Street fundraising August 16, 2011Posted by Jeff Riley in : Charities, charity, international development , add a comment
Some people avoid street fundraisers some may have a conversation and even set up a regular donation. What we don’t tend to do is think about what it takes to work in what is often seen as one of the worst jobs in the world. We spoke to Amy Oberholzer who helps run Future Fundraising, a consultancy that includes Fundraising Vision; the arm that recruits and trains street fundraisers, as part of its work with the third sector.
How does Fundraising Vision & Future Fundraising work as a company? We work in partnership with Future Fundraising to run street, door & private site fundraising campaigns for third sector clients. We charge all our clients on a ‘cost per recruit’ basis – ie for every person that agrees to become a regular supporter. This means that the fundraisers aren’t attached to getting a specific amount of money from the donor. What we are more concerned with is enrolling supporters who freely decide to make a manageable donation on a regular basis. There are a number of organisations competing in this market and we differentiate ourselves through our ‘attrition guarantees’ and campaign analysis. This means that we guarantee that after three months a much larger proportion of your supporters we sign up will still be engaged & supporting your cause. We are 100% transparent and continue to communicate with donors after they sign up to make sure they are happy with the arrangements and to find out if they need any more information.
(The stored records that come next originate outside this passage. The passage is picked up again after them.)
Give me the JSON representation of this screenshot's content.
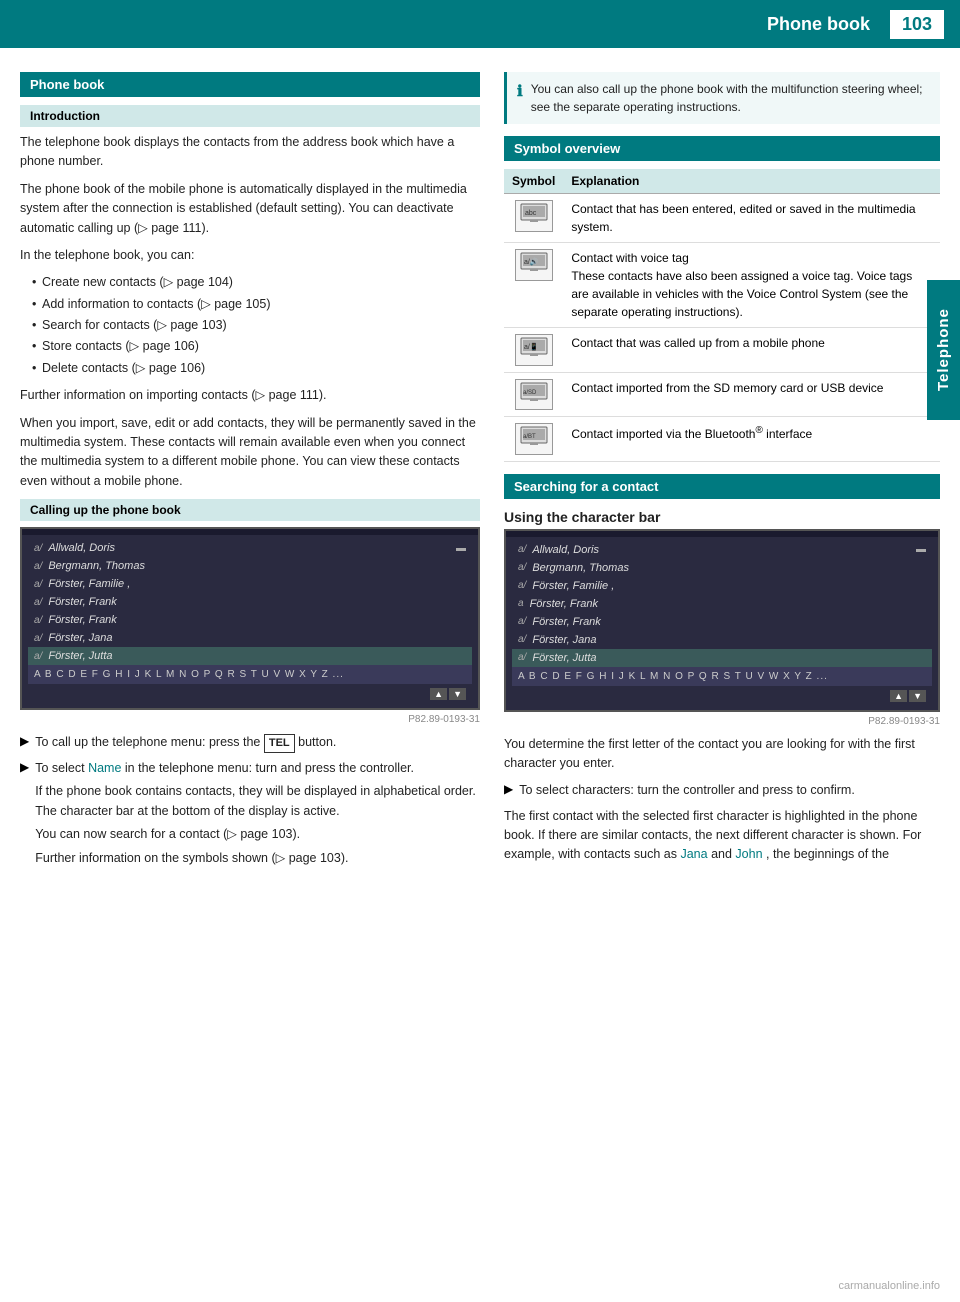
{
  "header": {
    "title": "Phone book",
    "page_number": "103"
  },
  "side_tab": {
    "label": "Telephone"
  },
  "left_col": {
    "section_title": "Phone book",
    "subsection_intro": "Introduction",
    "intro_para1": "The telephone book displays the contacts from the address book which have a phone number.",
    "intro_para2": "The phone book of the mobile phone is automatically displayed in the multimedia system after the connection is established (default setting). You can deactivate automatic calling up (▷ page 111).",
    "intro_para3": "In the telephone book, you can:",
    "bullet_items": [
      "Create new contacts (▷ page 104)",
      "Add information to contacts (▷ page 105)",
      "Search for contacts (▷ page 103)",
      "Store contacts (▷ page 106)",
      "Delete contacts (▷ page 106)"
    ],
    "further_info": "Further information on importing contacts (▷ page 111).",
    "import_para": "When you import, save, edit or add contacts, they will be permanently saved in the multimedia system. These contacts will remain available even when you connect the multimedia system to a different mobile phone. You can view these contacts even without a mobile phone.",
    "subsection_calling": "Calling up the phone book",
    "contacts": [
      "Allwald, Doris",
      "Bergmann, Thomas",
      "Förster, Familie ,",
      "Förster, Frank",
      "Förster, Frank",
      "Förster, Jana",
      "Förster, Jutta"
    ],
    "char_bar": "A B C D E F G H I J K L M N O P Q R S T U V W X Y Z ...",
    "screen_label": "P82.89-0193-31",
    "instr1_arrow": "▶",
    "instr1_text": "To call up the telephone menu: press the",
    "tel_badge": "TEL",
    "instr1_suffix": "button.",
    "instr2_arrow": "▶",
    "instr2_text_1": "To select",
    "instr2_name": "Name",
    "instr2_text_2": "in the telephone menu: turn and press the controller.",
    "instr2_text_3": "If the phone book contains contacts, they will be displayed in alphabetical order. The character bar at the bottom of the display is active.",
    "instr2_text_4": "You can now search for a contact (▷ page 103).",
    "instr2_text_5": "Further information on the symbols shown (▷ page 103)."
  },
  "right_col": {
    "info_box_text": "You can also call up the phone book with the multifunction steering wheel; see the separate operating instructions.",
    "symbol_section_title": "Symbol overview",
    "symbol_col1": "Symbol",
    "symbol_col2": "Explanation",
    "symbols": [
      {
        "icon": "🖥",
        "icon_label": "multimedia-icon",
        "description": "Contact that has been entered, edited or saved in the multimedia system."
      },
      {
        "icon": "🔊",
        "icon_label": "voice-tag-icon",
        "description": "Contact with voice tag\nThese contacts have also been assigned a voice tag. Voice tags are available in vehicles with the Voice Control System (see the separate operating instructions)."
      },
      {
        "icon": "📱",
        "icon_label": "mobile-phone-icon",
        "description": "Contact that was called up from a mobile phone"
      },
      {
        "icon": "💾",
        "icon_label": "sd-card-icon",
        "description": "Contact imported from the SD memory card or USB device"
      },
      {
        "icon": "🔵",
        "icon_label": "bluetooth-icon",
        "description": "Contact imported via the Bluetooth® interface"
      }
    ],
    "search_section_title": "Searching for a contact",
    "char_bar_heading": "Using the character bar",
    "contacts2": [
      "Allwald, Doris",
      "Bergmann, Thomas",
      "Förster, Familie ,",
      "Förster, Frank",
      "Förster, Frank",
      "Förster, Jana",
      "Förster, Jutta"
    ],
    "screen_label2": "P82.89-0193-31",
    "search_para1": "You determine the first letter of the contact you are looking for with the first character you enter.",
    "search_instr_arrow": "▶",
    "search_instr_text": "To select characters: turn the controller and press to confirm.",
    "search_para2_1": "The first contact with the selected first character is highlighted in the phone book. If there are similar contacts, the next different character is shown. For example, with contacts such as",
    "search_para2_name1": "Jana",
    "search_para2_and": "and",
    "search_para2_name2": "John",
    "search_para2_2": ", the beginnings of the"
  },
  "watermark": "carmanualonline.info"
}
How do you train your staff? Well the first thing is we recruit the right people. People who can engage with others freely and get them interested in the charity. We test this very early in the recruitment process by getting them to have a short conversation on the street with a member of the public. We find that applicants can be good at normal job interviews but on the street they wilt and hide behind the charity material. We recruit people who we can train to be fantastic communicators. Often these conversations flow from what we call ‘objection responses’ – those typical reasons people present initially for not being able to set up a regular donation. Things like ‘ too many bills’ or ‘I’m worried about my own job’ or ‘I’m not too sure right now’. It is really amazing the kind of information people divulge when you open up a conversation in response to these objections – we can get people who share their life stories. As I said earlier we are interested in people who can create authentic connections and create a genuine commitment to their regular donations. We know that people get switched off very quickly if they sense the fundraiser is really only interested in guilt-tripping them to sign up.
The two day training also includes a day spent at the charity who the campaign is being run for. This way they get to know the charity inside out so they can deal confidently with any questions they get on the field and to create a genuine sense of connection. Our style of working means that fundraisers will stay with the campaign through to the end which is typically three plus months, rather than representing different charities on different days.
What makes someone good at this job? A capacity to sympathise and relate to anyone, no matter who they are. Someone who is naturally able to deal with being ignored on the street or even dealing with some tougher encounters and not taking it personally – we do focus on dealing with this during the training course. So whether you get ignored or shouted at you can still deal with things with grace and use resilience to keep your focus and wish a nice day for people and respect their decisions. We also need people who are passionate about the third sector. It really does take enthusiasm to keep engaging with people especially when the weather is bad and you are at the end of a tough day. Our people work in small teams of four and they do support each other during the day. If someone has had a difficult encounter the team leader might just take them off for a break and a chat. Likewise if someone has a success they might get the team together to acknowledge it and use it to generate some energy. Finally we also need people who can speak English very well.
What do fundraisers get out of it? Well we pay an hourly rate between £7 to £12 per hour, depending on experience. We would expect to get a minimum of two sign ups a day on the street and one a day knocking doors (i.e door-to-door fundraising). If people are thinking about doing this kind of work they should check out what the targets are because it makes a difference to the work culture. A lot of students work for us but also people who are getting back into work after a break. Students particularly do it because it’s a straightforward way to earn money but a lot of people who work in charities have previous experience of this kind of fundraising. Fundraising is an important part of charities work and our fundraisers do have to engage with the issues facing the charities they are working for. This can help them if they want to break into the sector.
Why do charities use this method because it does seem to annoy some people? Well over the last 20 years it has proven itself to be a really good way for charities to build up a long term stable source of income. Even if people don’t sign up it really helps keep the charities profile high. What I would say is we train our fundraisers to be a light presence on the street and we do take care to make sure there aren’t too many fundraisers in one area. I would ask people to recognise that they aren’t being forced to engage with our fundraisers if they don’t wish to. At the end of the day fundraisers are human beings, like you and I, so even if you aren’t going to donate you can just say ‘hi’.